Complementing previous works under deterministic periodic loss scenarios, we studied five ML methods to estimate the connection RTT and loss rates under random losses, which are more reflective of practical scenarios. As in previous works [15], the results show that accurate estimates can be generated at low loss rates but they become inaccurate at loss rates 10% and higher. However, this randomness manifests in subtle ways, resulting in different performances of non-linear estimators; in particular, GPR that achieves low RMSE does not provide accurate RTT estimates at low loss levels, unlike others with higher RMSE. These effects are mainly due to the highly non-linear response of the underlying TCP dynamics that “amplify” the randomness of losses. Furthermore, it is equally complex to assess the performance of ML methods due to their non-linear nature, and their fusers are only effective in some scenarios for RTT estimation. In another direction, these results highlight the strengths and limitations of ML methods for network-level estimation problems using application-level measurements.

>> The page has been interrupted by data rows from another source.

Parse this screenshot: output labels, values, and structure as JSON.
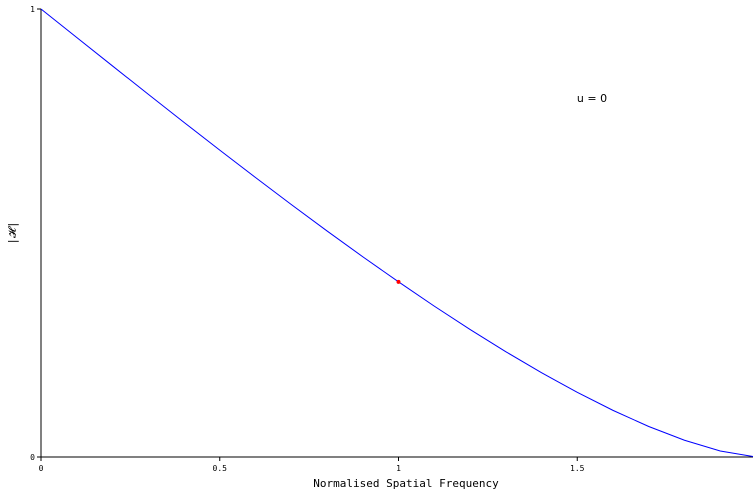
{
  "chart_data": {
    "type": "line",
    "x_label": "Normalised Spatial Frequency",
    "y_label": "|𝓗|",
    "annotation": "u = 0",
    "x": [
      0,
      0.1,
      0.2,
      0.3,
      0.4,
      0.5,
      0.6,
      0.7,
      0.8,
      0.9,
      1.0,
      1.1,
      1.2,
      1.3,
      1.4,
      1.5,
      1.6,
      1.7,
      1.8,
      1.9,
      2.0
    ],
    "series": [
      {
        "color": "#0000ff",
        "values": [
          1,
          0.9364,
          0.8729,
          0.8097,
          0.747,
          0.685,
          0.6238,
          0.5636,
          0.5046,
          0.447,
          0.391,
          0.3368,
          0.2848,
          0.2351,
          0.1881,
          0.1443,
          0.1041,
          0.0681,
          0.0374,
          0.0134,
          0
        ]
      }
    ],
    "marker": {
      "x": 1,
      "y": 0.391,
      "color": "#ff0000"
    },
    "xlim": [
      0,
      2
    ],
    "ylim": [
      0,
      1
    ],
    "xticks": [
      0,
      0.5,
      1,
      1.5
    ],
    "yticks": [
      0,
      1
    ]
  }
}
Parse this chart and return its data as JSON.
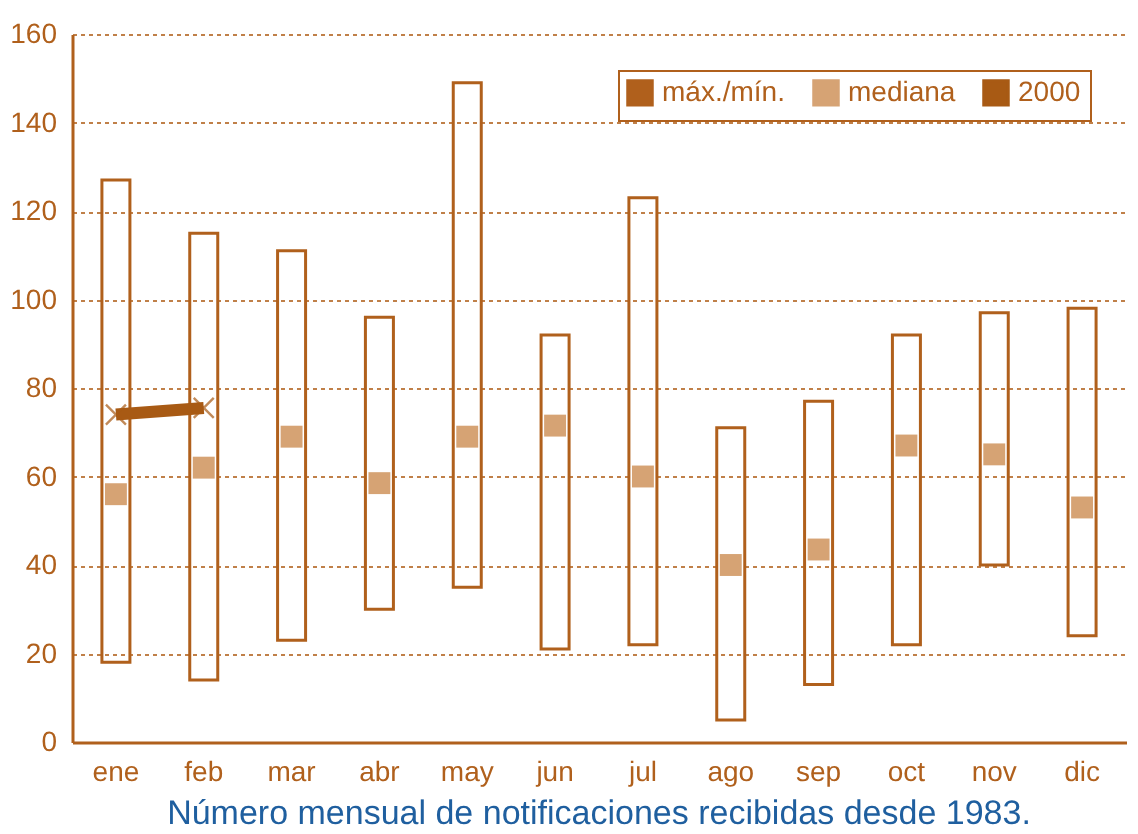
{
  "chart_data": {
    "type": "bar",
    "categories": [
      "ene",
      "feb",
      "mar",
      "abr",
      "may",
      "jun",
      "jul",
      "ago",
      "sep",
      "oct",
      "nov",
      "dic"
    ],
    "series": [
      {
        "name": "máx./mín.",
        "color": "#b0601c",
        "base": [
          18,
          14,
          23,
          30,
          35,
          21,
          22,
          5,
          13,
          22,
          40,
          24
        ],
        "values": [
          109,
          101,
          88,
          66,
          114,
          71,
          101,
          66,
          64,
          70,
          57,
          74
        ]
      },
      {
        "name": "mediana",
        "type": "scatter",
        "marker": "square",
        "color": "#d6a374",
        "values": [
          56,
          62,
          69,
          58.5,
          69,
          71.5,
          60,
          40,
          43.5,
          67,
          65,
          53
        ]
      },
      {
        "name": "2000",
        "type": "line",
        "marker": "cross",
        "color": "#a85a14",
        "values": [
          74,
          75.5,
          null,
          null,
          null,
          null,
          null,
          null,
          null,
          null,
          null,
          null
        ]
      }
    ],
    "ylim": [
      0,
      160
    ],
    "yticks": [
      0,
      20,
      40,
      60,
      80,
      100,
      120,
      140,
      160
    ],
    "grid": "y",
    "legend": "top right",
    "annotations": [
      "Número mensual de notificaciones recibidas desde 1983."
    ]
  }
}
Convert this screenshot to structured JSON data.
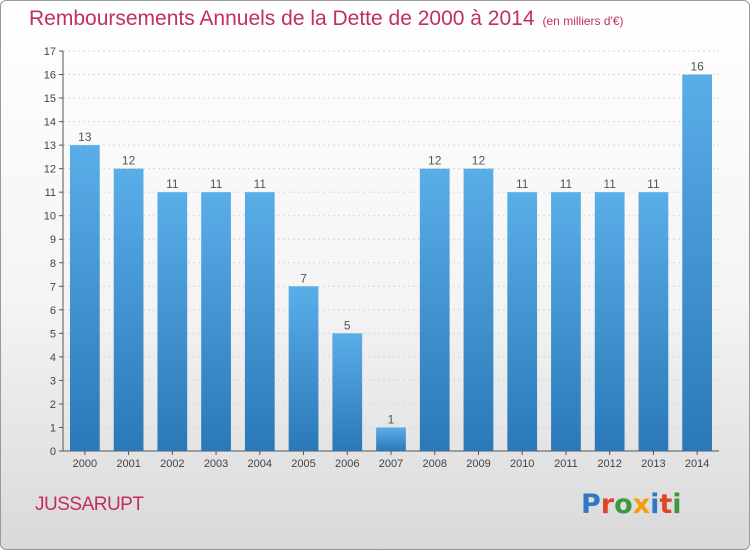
{
  "title": "Remboursements Annuels de la Dette de 2000 à 2014",
  "subtitle": "(en milliers d'€)",
  "commune": "JUSSARUPT",
  "logo": {
    "letters": [
      "P",
      "r",
      "o",
      "x",
      "i",
      "t",
      "i"
    ],
    "colors": [
      "#2f78c4",
      "#e0452b",
      "#3a9a3a",
      "#f0a010",
      "#2f78c4",
      "#e0452b",
      "#3a9a3a"
    ]
  },
  "chart_data": {
    "type": "bar",
    "categories": [
      "2000",
      "2001",
      "2002",
      "2003",
      "2004",
      "2005",
      "2006",
      "2007",
      "2008",
      "2009",
      "2010",
      "2011",
      "2012",
      "2013",
      "2014"
    ],
    "values": [
      13,
      12,
      11,
      11,
      11,
      7,
      5,
      1,
      12,
      12,
      11,
      11,
      11,
      11,
      16
    ],
    "data_labels": [
      "13",
      "12",
      "11",
      "11",
      "11",
      "7",
      "5",
      "1",
      "12",
      "12",
      "11",
      "11",
      "11",
      "11",
      "16"
    ],
    "ylim": [
      0,
      17
    ],
    "yticks": [
      0,
      1,
      2,
      3,
      4,
      5,
      6,
      7,
      8,
      9,
      10,
      11,
      12,
      13,
      14,
      15,
      16,
      17
    ],
    "grid": true,
    "bar_color_top": "#5aaee8",
    "bar_color_bottom": "#2a78b8",
    "title": "Remboursements Annuels de la Dette de 2000 à 2014",
    "xlabel": "",
    "ylabel": ""
  }
}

This work constitutes only initial steps in understanding the complexity of estimating network-level parameters using application-level measurements, and the performance of various ML solutions, including individual and fused estimates. Future work may involve studying the random losses due to external traffic in production networks, which may not follow known random processes. Since there is no universal way to choose among various ML methods from sample performance only, it would be of future interest to investigate into domain specific customizations, hyper-parameter tuning, fusers and other approaches to RTT and loss rate estimation [12, 13].